McClain disappoints in conveying the story of the Hemingway family’s time spent in Europe from the perspective of his wife, because the reader is already familiar with Ernest and tries to absorb more knowledge about him, instead. The novel lacks in originality and vision, because it is meant to invest the reader in Hadley’s emotions and experiences, yet he or she keeps thinking about how the story molds Hemingway’s future as an author. McClain imagines and depicts Hadley’s private life as wife and mother, which is boring and dissatisfying in comparison to the experiences and events readers find in Hemingway’s writing from that time. McClain’s ideas are only interesting when she writes of Hadley’s experiences using Ernest as a guide; she discusses life events, meeting Ernest’s friends and colleagues, or the trips around Europe that are inspiration for his novels. But, she fails here too, because her fictional portrayals don’t do justice when measured against Hemingway’s writing and the wealth of biographical information available about him. Ernest’s character and history, whether based on fiction or fact, outshine Hadley’s.

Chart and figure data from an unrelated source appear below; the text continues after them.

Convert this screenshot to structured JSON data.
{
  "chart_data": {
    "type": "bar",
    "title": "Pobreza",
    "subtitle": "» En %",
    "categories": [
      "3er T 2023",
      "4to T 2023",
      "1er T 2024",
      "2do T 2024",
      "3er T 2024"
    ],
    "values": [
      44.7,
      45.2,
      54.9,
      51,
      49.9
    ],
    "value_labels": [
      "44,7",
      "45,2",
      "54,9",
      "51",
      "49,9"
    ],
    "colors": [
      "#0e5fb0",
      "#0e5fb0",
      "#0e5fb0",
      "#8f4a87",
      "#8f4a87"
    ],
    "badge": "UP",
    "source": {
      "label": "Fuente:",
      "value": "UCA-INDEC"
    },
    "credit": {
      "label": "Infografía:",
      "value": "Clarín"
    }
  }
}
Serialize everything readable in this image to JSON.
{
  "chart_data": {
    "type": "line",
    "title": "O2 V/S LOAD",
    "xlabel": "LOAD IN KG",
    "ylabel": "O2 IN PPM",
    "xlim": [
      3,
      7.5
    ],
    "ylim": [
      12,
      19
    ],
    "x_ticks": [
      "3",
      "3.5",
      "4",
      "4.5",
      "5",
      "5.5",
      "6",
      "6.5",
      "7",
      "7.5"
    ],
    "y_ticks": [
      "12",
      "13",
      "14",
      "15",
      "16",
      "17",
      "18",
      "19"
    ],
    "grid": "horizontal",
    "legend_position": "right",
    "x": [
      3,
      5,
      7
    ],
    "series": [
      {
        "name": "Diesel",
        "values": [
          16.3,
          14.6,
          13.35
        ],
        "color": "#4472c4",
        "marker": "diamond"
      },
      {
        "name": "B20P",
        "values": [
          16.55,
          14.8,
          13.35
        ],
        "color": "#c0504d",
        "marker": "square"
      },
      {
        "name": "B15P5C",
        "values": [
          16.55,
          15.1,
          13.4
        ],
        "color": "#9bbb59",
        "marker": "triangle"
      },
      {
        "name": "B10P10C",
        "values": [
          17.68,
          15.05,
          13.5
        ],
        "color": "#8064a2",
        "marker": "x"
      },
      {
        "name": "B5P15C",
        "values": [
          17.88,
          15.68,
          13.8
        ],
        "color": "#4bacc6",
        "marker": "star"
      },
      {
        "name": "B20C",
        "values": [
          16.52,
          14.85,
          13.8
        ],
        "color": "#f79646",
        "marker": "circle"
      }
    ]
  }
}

While McClain tries to distance her version from Ernest, by focusing on Hadley, she ends up including small pieces of information about Ernest which are the only intriguing parts of the text. The reader compares McClain’s interpretations to Hemingway’s, because she builds the framework of her account of Hadley’s life around events recorded in Ernest’s writings. McClain energizes the reader with a description of a trip to Pamplona, Spain, for example. But, the reader recognizes that the emotions the scene evokes are stolen from Hemingway’s previous works. In fact, the life, color, sounds, textures are conjured by Hemingway in The Sun Also Rises. Without Hemingway’s work, McClain’s novel lacks substance and meaning. Unfortunately, the exciting and consequential parts are not McClain’s, alternately the reader values the well-known struggles, settings, and memories, because they are taken from Hemingway’s travels and writings.  

The Paris Wife is compelling and readable, at points, not because it is particularly well written. McClain hides her average novel behind the guise of a captivating time in history and an equally intriguing subject in famous author Hemingway, to gain readership and popularity. Ultimately, readers enjoy imagining the beauty and excitement of life and people from another time, and McClain helps make that happen.